Martin-Seysen / mmgroup

Python implementation of the monster group
38 stars 4 forks source link

Use CPU vector extensions for accelerating mmgroup #11

Open Martin-Seysen opened 6 months ago

Martin-Seysen commented 6 months ago

We want to use the vector extensions of a CPU (e.g. AVX2 for x86-64 or NEON for ARM) for accelerating the mmgroup package.

The reason for an early announcement of this change is that this will affect the order of the basis vectors in the 196884-dimensional representations of the Monster. Although this is unlikely, we cannot exclude the possibility that some users rely on the current order of these basis vectors without noticing it.

Previously, we have never formally asserted any such order; but we also have not explicitly warned the user about relying on such an order. Now we have added the following warning to the documentation:

The 196884-dimensional representations of the Monster are considered as auxiliary tools for computing in the Monster. We do not guarantee the interoperability of vectors in these representations between different versions of the mmgroup package. The internal representation of such vectors is likely to change in the near future. A user with a serious need for such interoperability can consult the author for advice.

Technical information about this change

As a first step, the acceleration will be shipped as a source distribution. Users may compile that source distribution on their local machines with the gcc compiler option '-march=native' to obtain versions optimized for their machines. The final result of that compilation will be a python wheel that may be installed and imported as an add on to the mmgroup package.

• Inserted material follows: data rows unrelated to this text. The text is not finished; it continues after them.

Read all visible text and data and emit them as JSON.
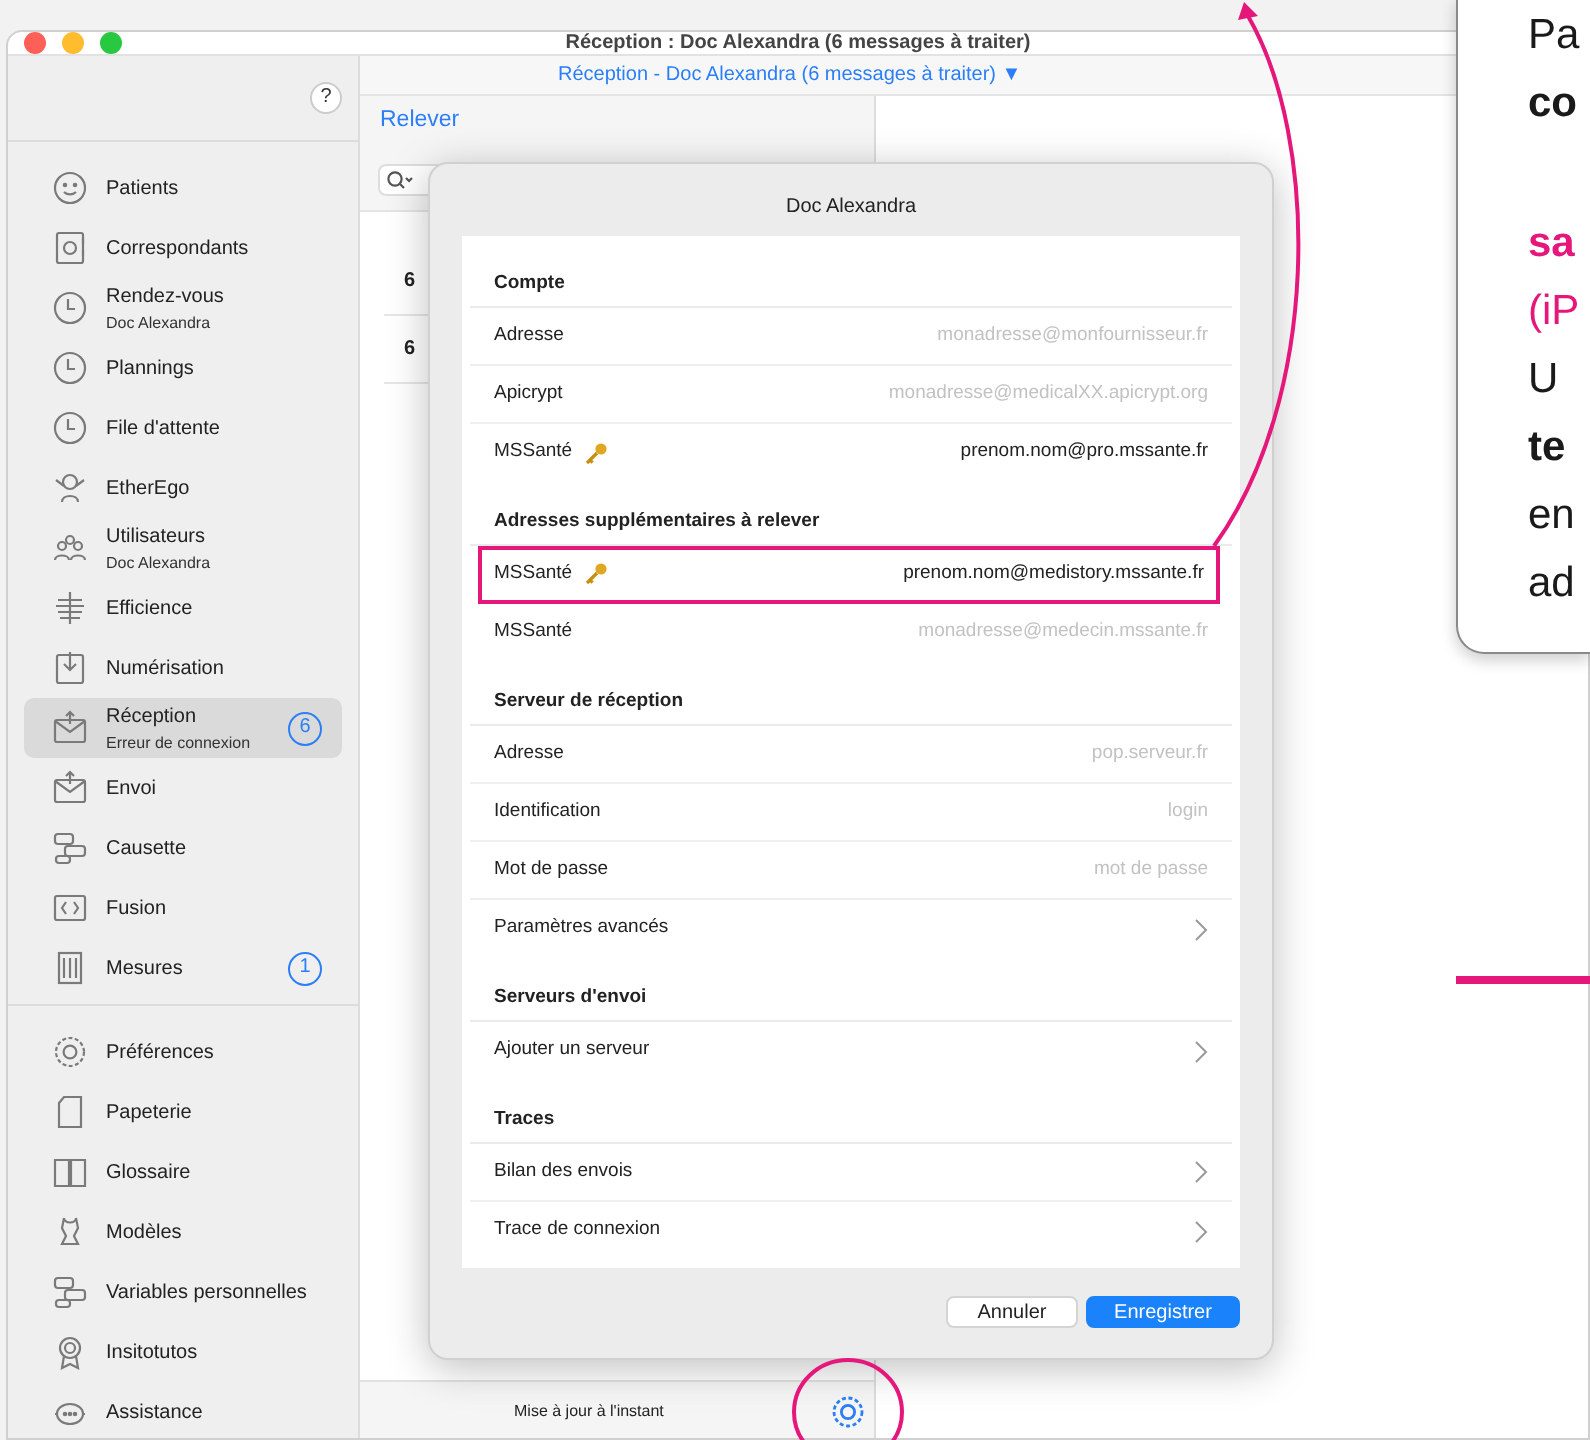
{
  "window": {
    "title": "Réception : Doc Alexandra (6 messages à traiter)"
  },
  "sidebar": {
    "help_button": "?",
    "groups": [
      [
        {
          "label": "Patients",
          "selected": false
        },
        {
          "label": "Correspondants",
          "selected": false
        },
        {
          "label": "Rendez-vous",
          "sublabel": "Doc Alexandra",
          "selected": false
        },
        {
          "label": "Plannings",
          "selected": false
        },
        {
          "label": "File d'attente",
          "selected": false
        },
        {
          "label": "EtherEgo",
          "selected": false
        },
        {
          "label": "Utilisateurs",
          "sublabel": "Doc Alexandra",
          "selected": false
        },
        {
          "label": "Efficience",
          "selected": false
        },
        {
          "label": "Numérisation",
          "selected": false
        },
        {
          "label": "Réception",
          "sublabel": "Erreur de connexion",
          "badge": "6",
          "selected": true
        },
        {
          "label": "Envoi",
          "selected": false
        },
        {
          "label": "Causette",
          "selected": false
        },
        {
          "label": "Fusion",
          "selected": false
        },
        {
          "label": "Mesures",
          "badge": "1",
          "selected": false
        }
      ],
      [
        {
          "label": "Préférences",
          "selected": false
        },
        {
          "label": "Papeterie",
          "selected": false
        },
        {
          "label": "Glossaire",
          "selected": false
        },
        {
          "label": "Modèles",
          "selected": false
        },
        {
          "label": "Variables personnelles",
          "selected": false
        },
        {
          "label": "Insitotutos",
          "selected": false
        },
        {
          "label": "Assistance",
          "selected": false
        }
      ]
    ]
  },
  "main": {
    "header": "Réception - Doc Alexandra (6 messages à traiter) ▼",
    "toolbar_button": "Relever",
    "list_rows": [
      "6",
      "6"
    ],
    "status": "Mise à jour à l'instant"
  },
  "dialog": {
    "title": "Doc Alexandra",
    "sections": [
      {
        "heading": "Compte",
        "rows": [
          {
            "kind": "field",
            "label": "Adresse",
            "placeholder": "monadresse@monfournisseur.fr",
            "key_icon": false,
            "highlighted": false
          },
          {
            "kind": "field",
            "label": "Apicrypt",
            "placeholder": "monadresse@medicalXX.apicrypt.org",
            "key_icon": false,
            "highlighted": false
          },
          {
            "kind": "field",
            "label": "MSSanté",
            "value": "prenom.nom@pro.mssante.fr",
            "key_icon": true,
            "highlighted": false
          }
        ]
      },
      {
        "heading": "Adresses supplémentaires à relever",
        "rows": [
          {
            "kind": "field",
            "label": "MSSanté",
            "value": "prenom.nom@medistory.mssante.fr",
            "key_icon": true,
            "highlighted": true
          },
          {
            "kind": "field",
            "label": "MSSanté",
            "placeholder": "monadresse@medecin.mssante.fr",
            "key_icon": false,
            "highlighted": false
          }
        ]
      },
      {
        "heading": "Serveur de réception",
        "rows": [
          {
            "kind": "field",
            "label": "Adresse",
            "placeholder": "pop.serveur.fr",
            "key_icon": false,
            "highlighted": false
          },
          {
            "kind": "field",
            "label": "Identification",
            "placeholder": "login",
            "key_icon": false,
            "highlighted": false
          },
          {
            "kind": "field",
            "label": "Mot de passe",
            "placeholder": "mot de passe",
            "key_icon": false,
            "highlighted": false
          },
          {
            "kind": "link",
            "label": "Paramètres avancés",
            "key_icon": false,
            "highlighted": false
          }
        ]
      },
      {
        "heading": "Serveurs d'envoi",
        "rows": [
          {
            "kind": "link",
            "label": "Ajouter un serveur",
            "key_icon": false,
            "highlighted": false
          }
        ]
      },
      {
        "heading": "Traces",
        "rows": [
          {
            "kind": "link",
            "label": "Bilan des envois",
            "key_icon": false,
            "highlighted": false
          },
          {
            "kind": "link",
            "label": "Trace de connexion",
            "key_icon": false,
            "highlighted": false
          }
        ]
      }
    ],
    "buttons": [
      {
        "label": "Annuler",
        "kind": "secondary"
      },
      {
        "label": "Enregistrer",
        "kind": "primary"
      }
    ]
  },
  "callout": {
    "lines": [
      {
        "text": "Pa",
        "kind": "plain"
      },
      {
        "text": "co",
        "kind": "bold"
      },
      {
        "kind": "gap"
      },
      {
        "text": "sa",
        "kind": "accent-bold"
      },
      {
        "text": "(iP",
        "kind": "accent"
      },
      {
        "text": "U",
        "kind": "plain"
      },
      {
        "text": "te",
        "kind": "bold"
      },
      {
        "text": "en",
        "kind": "plain"
      },
      {
        "text": "ad",
        "kind": "plain"
      }
    ]
  }
}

Other compilers than gcc will not be supported in the foreseeable future, since they lack a function like __builtin_shuffle for performing arbitrary permutations on arrays of, say, 16 bytes length. Here the maximum length of an array to be permuted efficiently depends on the type of the CPU; but a length of 16 is possible on many CPUs. The operation of the Monster on its 196884-dimensional representation requires a large number of permutations of length up to 512. Here a suitable reordering of the entries of a vector in that representation may save a lot of overhead.